Избранные произведения. Том 2 - стр. 17
– Подумаю, коли просишь, – сказал сын на этот раз серьёзно и тоже с достоинством, – хоть я занят сейчас стержнями.
– Вот это молодец! – воскликнул Сулейман. – Не даёшь отцу погибать.
Часы пробили восемь. Потом девять, Сулейман и не заметил, как шло время. А спохватившись, заволновался, вскочил из-за стола.
– Так! – обхватил он ладонью бритый подбородок. – Значит… не пришёл. Ну что ж! – Он взглянул на своих домочадцев: они стояли понурившись у дверей. На их лицах он прочёл ту неловкость, которая охватывает обычно людей, когда, обманув их ожидания, к ним не приходит желанный гость. – Что ж! – повторил он. – Не будем из-за этого портить себе настроение. Давайте садитесь и несите всё, что только есть самого вкусного.
Но шутка не получилась. Наоборот, она усилила неловкость. Однако Гульчира и Марьям пошли исполнять просьбу отца, а Нурия осталась, прислонившись к углу книжного шкафа. Сулейман подошёл к ней и молча погладил по голове.
Часы пробили десять. И прозвучали эти десять ударов так, будто десять раскалённых гвоздей забили в самое сердце старого Сулеймана. Но даже тут он не показал своего горя близким людям. Громко расхваливал он каждое кушанье, дочерей и сноху за умение кухарить, сыпал шутками и хохотал, как самый беззаботный человек на свете.
Глава вторая
– Ладно, Оленька, я пошёл. Ты уж будь того… готова. Если что – с работы прямо гуртом…
Смахивая маленьким камышовым веничком пыль с костюма мужа, Ольга Александровна говорила:
– Не волнуйся, Мотенька. Не впервой ведь привечать мне гостей. Только вот солёных грибков нет у меня. Сегодня ночью вспомнила, – Хасан, бывало, очень их любил. Ну, да на колхозный базар сбегаю…

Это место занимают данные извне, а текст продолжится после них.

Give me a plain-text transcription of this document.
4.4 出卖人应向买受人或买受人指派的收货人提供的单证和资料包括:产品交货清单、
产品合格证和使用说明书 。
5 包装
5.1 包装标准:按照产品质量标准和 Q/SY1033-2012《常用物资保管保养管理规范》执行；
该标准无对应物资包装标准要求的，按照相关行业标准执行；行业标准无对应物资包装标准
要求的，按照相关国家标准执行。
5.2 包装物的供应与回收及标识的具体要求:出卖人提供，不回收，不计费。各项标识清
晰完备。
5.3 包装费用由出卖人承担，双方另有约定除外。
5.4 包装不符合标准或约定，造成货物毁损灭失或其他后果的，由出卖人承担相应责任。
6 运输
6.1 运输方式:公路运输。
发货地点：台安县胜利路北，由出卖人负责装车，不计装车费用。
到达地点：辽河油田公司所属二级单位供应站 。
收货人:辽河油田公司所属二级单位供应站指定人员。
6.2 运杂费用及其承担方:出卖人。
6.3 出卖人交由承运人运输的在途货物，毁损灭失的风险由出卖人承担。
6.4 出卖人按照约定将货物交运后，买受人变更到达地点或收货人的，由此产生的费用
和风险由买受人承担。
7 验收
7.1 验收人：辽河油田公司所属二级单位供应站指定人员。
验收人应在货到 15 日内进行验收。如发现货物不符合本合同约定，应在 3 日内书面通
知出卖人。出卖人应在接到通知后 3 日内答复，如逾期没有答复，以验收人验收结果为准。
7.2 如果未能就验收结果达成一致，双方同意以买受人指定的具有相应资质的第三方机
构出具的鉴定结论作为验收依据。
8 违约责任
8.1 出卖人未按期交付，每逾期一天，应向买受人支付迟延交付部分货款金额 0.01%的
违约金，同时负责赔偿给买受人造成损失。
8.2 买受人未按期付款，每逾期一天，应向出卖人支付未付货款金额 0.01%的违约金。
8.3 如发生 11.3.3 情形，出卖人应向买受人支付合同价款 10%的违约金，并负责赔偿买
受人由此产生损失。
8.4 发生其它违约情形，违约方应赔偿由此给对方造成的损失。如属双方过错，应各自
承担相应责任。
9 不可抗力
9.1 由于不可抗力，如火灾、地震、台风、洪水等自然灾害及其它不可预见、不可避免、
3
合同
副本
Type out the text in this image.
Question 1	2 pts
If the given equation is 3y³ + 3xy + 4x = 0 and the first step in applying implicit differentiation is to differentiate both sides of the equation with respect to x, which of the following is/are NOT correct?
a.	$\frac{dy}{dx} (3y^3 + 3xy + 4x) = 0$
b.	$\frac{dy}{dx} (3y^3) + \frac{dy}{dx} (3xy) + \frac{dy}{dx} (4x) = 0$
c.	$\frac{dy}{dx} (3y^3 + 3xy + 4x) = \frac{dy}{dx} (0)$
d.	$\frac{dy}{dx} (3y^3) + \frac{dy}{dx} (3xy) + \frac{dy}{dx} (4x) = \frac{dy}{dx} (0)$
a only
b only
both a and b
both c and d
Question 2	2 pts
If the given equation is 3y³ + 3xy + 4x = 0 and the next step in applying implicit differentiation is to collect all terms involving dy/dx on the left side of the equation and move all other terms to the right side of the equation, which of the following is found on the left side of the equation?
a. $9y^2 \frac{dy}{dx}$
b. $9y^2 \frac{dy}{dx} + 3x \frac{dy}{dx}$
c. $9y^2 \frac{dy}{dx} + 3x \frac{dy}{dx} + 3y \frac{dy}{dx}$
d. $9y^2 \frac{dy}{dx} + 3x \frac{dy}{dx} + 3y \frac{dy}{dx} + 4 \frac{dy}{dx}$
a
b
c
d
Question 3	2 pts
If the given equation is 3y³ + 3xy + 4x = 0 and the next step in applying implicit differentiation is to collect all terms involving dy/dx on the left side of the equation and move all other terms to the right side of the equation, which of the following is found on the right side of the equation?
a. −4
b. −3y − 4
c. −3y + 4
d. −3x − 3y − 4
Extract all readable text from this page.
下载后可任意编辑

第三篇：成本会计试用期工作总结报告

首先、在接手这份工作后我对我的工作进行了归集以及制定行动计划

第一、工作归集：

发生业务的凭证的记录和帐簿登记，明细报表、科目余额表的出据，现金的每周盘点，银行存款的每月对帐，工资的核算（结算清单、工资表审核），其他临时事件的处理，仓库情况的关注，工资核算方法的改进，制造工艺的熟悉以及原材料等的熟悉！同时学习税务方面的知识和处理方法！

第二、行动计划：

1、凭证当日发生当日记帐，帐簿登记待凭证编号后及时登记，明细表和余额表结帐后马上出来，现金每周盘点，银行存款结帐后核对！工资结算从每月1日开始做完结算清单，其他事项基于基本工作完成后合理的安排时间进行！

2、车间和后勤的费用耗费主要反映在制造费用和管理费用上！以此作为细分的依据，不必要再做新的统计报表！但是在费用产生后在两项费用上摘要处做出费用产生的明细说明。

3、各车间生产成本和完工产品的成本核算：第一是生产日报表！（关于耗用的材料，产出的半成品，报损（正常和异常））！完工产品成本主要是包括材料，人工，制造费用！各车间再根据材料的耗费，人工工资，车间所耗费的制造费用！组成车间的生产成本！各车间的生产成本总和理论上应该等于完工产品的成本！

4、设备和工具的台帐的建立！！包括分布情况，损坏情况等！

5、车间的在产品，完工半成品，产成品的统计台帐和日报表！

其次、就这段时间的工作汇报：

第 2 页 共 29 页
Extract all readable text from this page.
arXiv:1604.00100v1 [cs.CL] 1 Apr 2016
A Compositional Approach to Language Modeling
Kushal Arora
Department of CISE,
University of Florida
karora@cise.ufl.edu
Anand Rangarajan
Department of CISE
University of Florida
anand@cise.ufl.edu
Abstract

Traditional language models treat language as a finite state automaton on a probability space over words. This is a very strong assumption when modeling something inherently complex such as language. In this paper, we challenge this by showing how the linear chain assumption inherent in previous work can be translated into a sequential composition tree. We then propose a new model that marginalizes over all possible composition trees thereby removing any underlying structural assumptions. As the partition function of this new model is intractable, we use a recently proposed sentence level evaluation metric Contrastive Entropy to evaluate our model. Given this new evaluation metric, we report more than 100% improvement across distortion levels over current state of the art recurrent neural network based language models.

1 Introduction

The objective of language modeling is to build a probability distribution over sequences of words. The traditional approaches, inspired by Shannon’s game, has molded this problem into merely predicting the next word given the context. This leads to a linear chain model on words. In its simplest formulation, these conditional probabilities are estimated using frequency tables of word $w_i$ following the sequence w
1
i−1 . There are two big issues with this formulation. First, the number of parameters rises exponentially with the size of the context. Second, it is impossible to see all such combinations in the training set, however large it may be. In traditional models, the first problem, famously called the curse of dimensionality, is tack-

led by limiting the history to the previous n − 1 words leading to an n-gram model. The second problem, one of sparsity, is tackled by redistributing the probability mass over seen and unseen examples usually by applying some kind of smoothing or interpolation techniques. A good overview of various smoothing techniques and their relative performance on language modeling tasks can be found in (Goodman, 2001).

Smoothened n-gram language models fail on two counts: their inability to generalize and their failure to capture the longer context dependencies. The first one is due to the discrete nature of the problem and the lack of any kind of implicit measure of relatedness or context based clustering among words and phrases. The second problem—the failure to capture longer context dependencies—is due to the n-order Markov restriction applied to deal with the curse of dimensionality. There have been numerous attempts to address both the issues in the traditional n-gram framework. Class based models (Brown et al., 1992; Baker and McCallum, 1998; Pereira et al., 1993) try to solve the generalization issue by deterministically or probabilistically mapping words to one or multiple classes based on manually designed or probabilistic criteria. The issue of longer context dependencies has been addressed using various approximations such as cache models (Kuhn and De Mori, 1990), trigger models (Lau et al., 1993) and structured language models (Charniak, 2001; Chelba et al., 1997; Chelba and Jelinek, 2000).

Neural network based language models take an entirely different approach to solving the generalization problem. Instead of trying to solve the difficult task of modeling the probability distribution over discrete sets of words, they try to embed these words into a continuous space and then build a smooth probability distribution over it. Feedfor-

Матвей Яковлевич поцеловал свою старуху в лоб и по-молодому, лёгким шагом спустился с крыльца.
Стояло прекрасное солнечное утро. Асфальтовые тротуары ещё не совсем просохли от прошедшего ночью дождя. Воздух чистый, ни пылинки. Матвей Яковлевич глубоко-глубоко вздохнул. И его натруженная грудь, показалось ему, вобрала в себя с этим вздохом не прохладный чистый воздух, а блаженное чувство бездумной радости. Он весь приободрился. В суставах не чувствовалось никакой скованности. Он словно помолодел. И захотелось ему поскорее увидеть Хасана… Хасана Шакировича… увидеть и обнять вот на этой солнечной улице, на виду у всех.
Поглядывая по сторонам, он шагал легко, точно окрылённый, и вдруг заметил посередине чистого, залитого солнцем тротуара багряный дубовый лист. Матвей Яковлевич остановился, поднял лист, на котором бисеринками блестели капельки росы, и тотчас вспомнилось ему детство, слепой скрипач Хайретдин, дед Сулеймана, любивший распевать удивительные баиты[6] о рубщиках дуба – лашманах.
На босоногого русоголового парнишку, понимавшего немного по-татарски, производили впечатление не столько слова, сколько леденящий сердце напев, который лился из полураскрытых уст слепца, напоминая бесконечное завывание осеннего ветра. И мальчику начинало казаться, что дедушка Хайретдин не поёт, а плачет, но только без слёз. А в груди старика гудят, шумят, как дубы в ветреный день, гнев и ропот сотен тысяч обойдённых жизнью, обездоленных людей, чьи кости гниют в тех дремучих лесах, о которых поётся в баитах.
На ярмарке Ташаяк и без дедушки Хайретдина было много калек-татар, распевавших песни о старине. Но они пели баиты про бог весть когда живших турецких султанов да ещё про какие-то балканские войны. А дедушка Хайредтин пел о местах, которые ребятишки знали как свои пять пальцев и на которых они жили сами. Поэтому, сбившись в тесный кружок, они часами простаивали возле дедушки Хайретдина, что сидел, поджав под себя ноги, в замасленной приплюснутой тюбетейке и чёрном, надетом поверх длинной белой рубахи камзоле. Они бережно опускали в его кружку гроши, что бросали ему сердобольные прохожие.